La Collection Pinault à Dinard : « Irving Penn, Portraits d’artistes », Villa des Roches Brunes

Irving Penn Salvador Dalí, 1947 © The Irving Penn Foundation Pinault Collection

On connait l’attachement de François Pinault pour la Ville de Dinard et c’est un autre volet estival qui s’ouvre pour la Collection Pinault Hors les Murs, en parallèle du Couvent des Jacobins de Rennes, dans l’emblématique Villa des Roches Brunes avec « Irving Penn, Portraits d’artistes ». Sous le commissariat de Mathieu Humery, conseiller pour la photographie auprès de la Collection qui propose également au Palazzo Grassi la rétrospective Chronorama, nous découvrons au-delà de la carrière de l’immense photographe américain dans la mode (60 ans chez Vogue), sa fascinante galerie de portraits d’artistes et d’intellectuels, véritable marque de fabrique.

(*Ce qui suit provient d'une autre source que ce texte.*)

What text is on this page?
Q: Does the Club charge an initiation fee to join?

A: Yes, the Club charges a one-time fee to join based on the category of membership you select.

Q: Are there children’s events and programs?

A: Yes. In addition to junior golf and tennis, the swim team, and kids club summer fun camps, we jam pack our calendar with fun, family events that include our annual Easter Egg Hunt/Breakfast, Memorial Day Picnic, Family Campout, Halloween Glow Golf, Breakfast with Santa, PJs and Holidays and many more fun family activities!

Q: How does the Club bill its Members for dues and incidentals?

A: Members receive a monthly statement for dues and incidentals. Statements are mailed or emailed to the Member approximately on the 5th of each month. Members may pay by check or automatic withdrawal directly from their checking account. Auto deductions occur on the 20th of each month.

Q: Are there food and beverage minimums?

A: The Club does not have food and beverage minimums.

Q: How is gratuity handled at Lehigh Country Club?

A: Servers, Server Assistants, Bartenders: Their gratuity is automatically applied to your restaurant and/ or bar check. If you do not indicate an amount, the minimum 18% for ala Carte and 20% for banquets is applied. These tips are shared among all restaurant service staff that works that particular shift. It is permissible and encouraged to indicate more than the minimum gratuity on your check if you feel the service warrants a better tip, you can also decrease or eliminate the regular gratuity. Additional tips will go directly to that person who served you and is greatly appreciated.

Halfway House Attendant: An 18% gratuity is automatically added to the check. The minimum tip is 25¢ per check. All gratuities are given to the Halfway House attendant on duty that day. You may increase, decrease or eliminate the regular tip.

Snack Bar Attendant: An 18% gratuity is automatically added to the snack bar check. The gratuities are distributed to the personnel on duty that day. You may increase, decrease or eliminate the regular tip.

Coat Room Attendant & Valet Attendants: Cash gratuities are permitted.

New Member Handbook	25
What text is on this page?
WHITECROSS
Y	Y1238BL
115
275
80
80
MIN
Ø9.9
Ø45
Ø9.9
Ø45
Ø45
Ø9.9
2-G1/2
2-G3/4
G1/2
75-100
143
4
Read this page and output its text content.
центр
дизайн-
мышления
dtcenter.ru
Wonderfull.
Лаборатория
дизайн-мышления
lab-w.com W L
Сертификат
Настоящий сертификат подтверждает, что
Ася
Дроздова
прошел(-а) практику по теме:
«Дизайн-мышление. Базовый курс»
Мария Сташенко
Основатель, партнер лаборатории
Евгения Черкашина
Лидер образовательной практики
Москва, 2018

Le parcours n’est pas chronologique mais procède par thématiques successives dans cet écrin Belle Epoque surplombant la Pointe de la Malouine qu’il a fallu adapter aux contraintes d’exposition de la photographie. Un véritable défi selon le commissaire pour un résultat plutôt réussi dans cet anti white cube qui favorise un certain rapprochement avec les célébrités épinglées dans les différentes pièces de la villa qui composent une sorte de puzzle. On se croirait presque chez Ozon ou Hitchcock, tellement le lieu perché sur un promontoire rocheux est cinématographique.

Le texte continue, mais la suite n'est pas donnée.